Пишу, и смешно – никогда я не могла справиться с твоим именем, всерьез тебя так назвать. С этими уменьшительными – Диня, Динечка – дела еще хуже. Но что уж тут. Начну с главного, с самого для меня больного, с самого невыносимого, но лучше я скажу сразу. Он, конечно, любил только тебя. Может, ты и сам знаешь, может, не догадываешься – так вот, чтобы у тебя не оставалось никаких сомнений. Ни я – а он очень меня любил! – ни твоя эмиграция не могли ничего изменить. И встреча-то ваша первая после разлуки была более или менее случайная. Я иногда думаю: зачем я согласилась тебя к нам позвать, я же под любым предлогом могла устроить так, чтобы вы никогда потом не увиделись (в другой жизни, я имею в виду). Потом я понимаю: нет. Это бы ничего не изменило. Он так же любил тебя, так же думал о тебе, так же видел про тебя сны, так же физически мечтал о тебе и безо всякой этой встречи. Это началось в студии, и ничто уже не могло это изменить. Он был человек веселый, ты это знаешь. Он не страдал. Он не сделал мою жизнь невыносимой – он сделал ее счастливой до последнего года, когда что-то изменить было уже не в его силах. Но любя меня, и оберегая, и говоря мне все те слова, что женщина может мечтать услышать от любимого человека, зачиная со мной ребенка, растя его, он всегда думал только про тебя. Такой у нас, Динечка, не треугольник даже, а замкнутый круг.

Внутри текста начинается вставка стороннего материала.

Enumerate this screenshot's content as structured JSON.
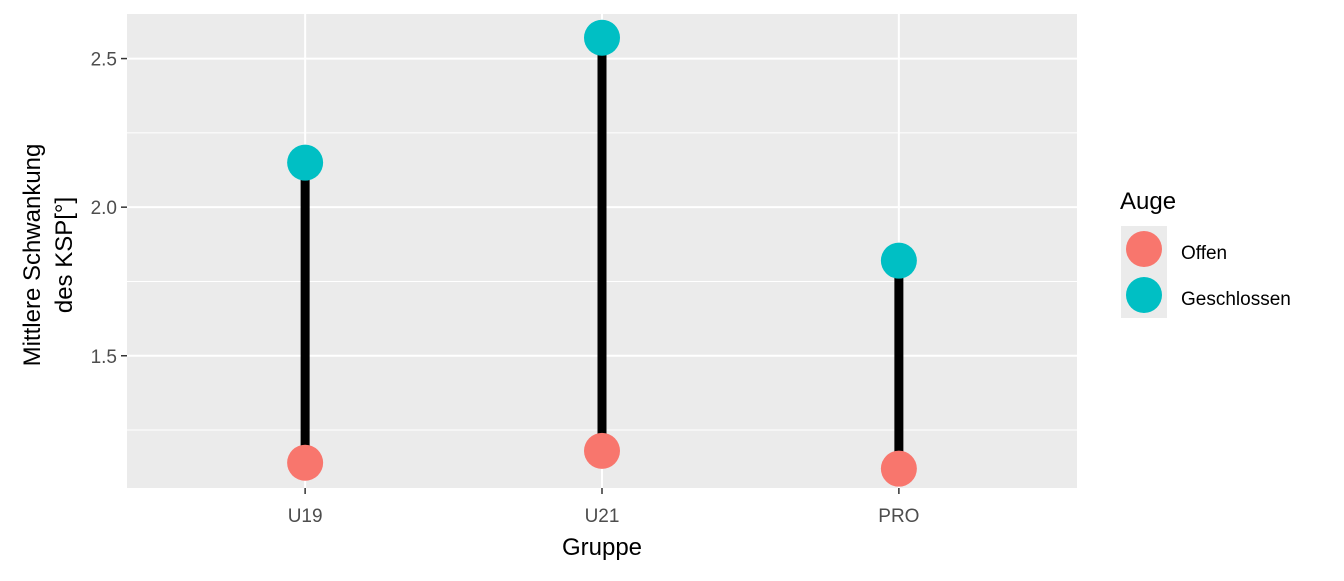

Именно поэтому, признавая это, ненавидя это, я тебе и пишу, потому что ты имеешь право знать. Никому больше не скажу, и Гриша не знает, и никто никогда не узнает.
Невыносимым, по сути, был только последний год. Или было и раньше, но он ухитрялся держать меня в неведении. В последний год я уже все понимала. Это было как рак – неизбежность. Только без умиротворения, которое – вероятно, не знаю! – дает неизлечимая болезнь, без религиозного принятия. Это был год ненависти и тошности. Мы знали, что его убьют, – я, он, еще пара близких друзей. Он не хотел бежать – и бежать было некуда. В этот год у меня началась бессонница. Не такая, знаешь, на которую жалуются томные девы. Я просто перестала спать, совсем, вообще, и по ночам одно мне было спасение: я выходила на улицу и ходила-ходила, видела эмгэбэшников, дежуривших – довольно лениво, кстати, – под нашими окнами, никогда не находила в себе сил что-то им сказать, и несказанное все во мне бесилось и перекипало. Возвращалась домой под утро. Заваривала ему чай, лила кипяток на запястья. Жгла пальцы о горелку. Я рассказываю про себя, потому что мне трудно перейти к сути.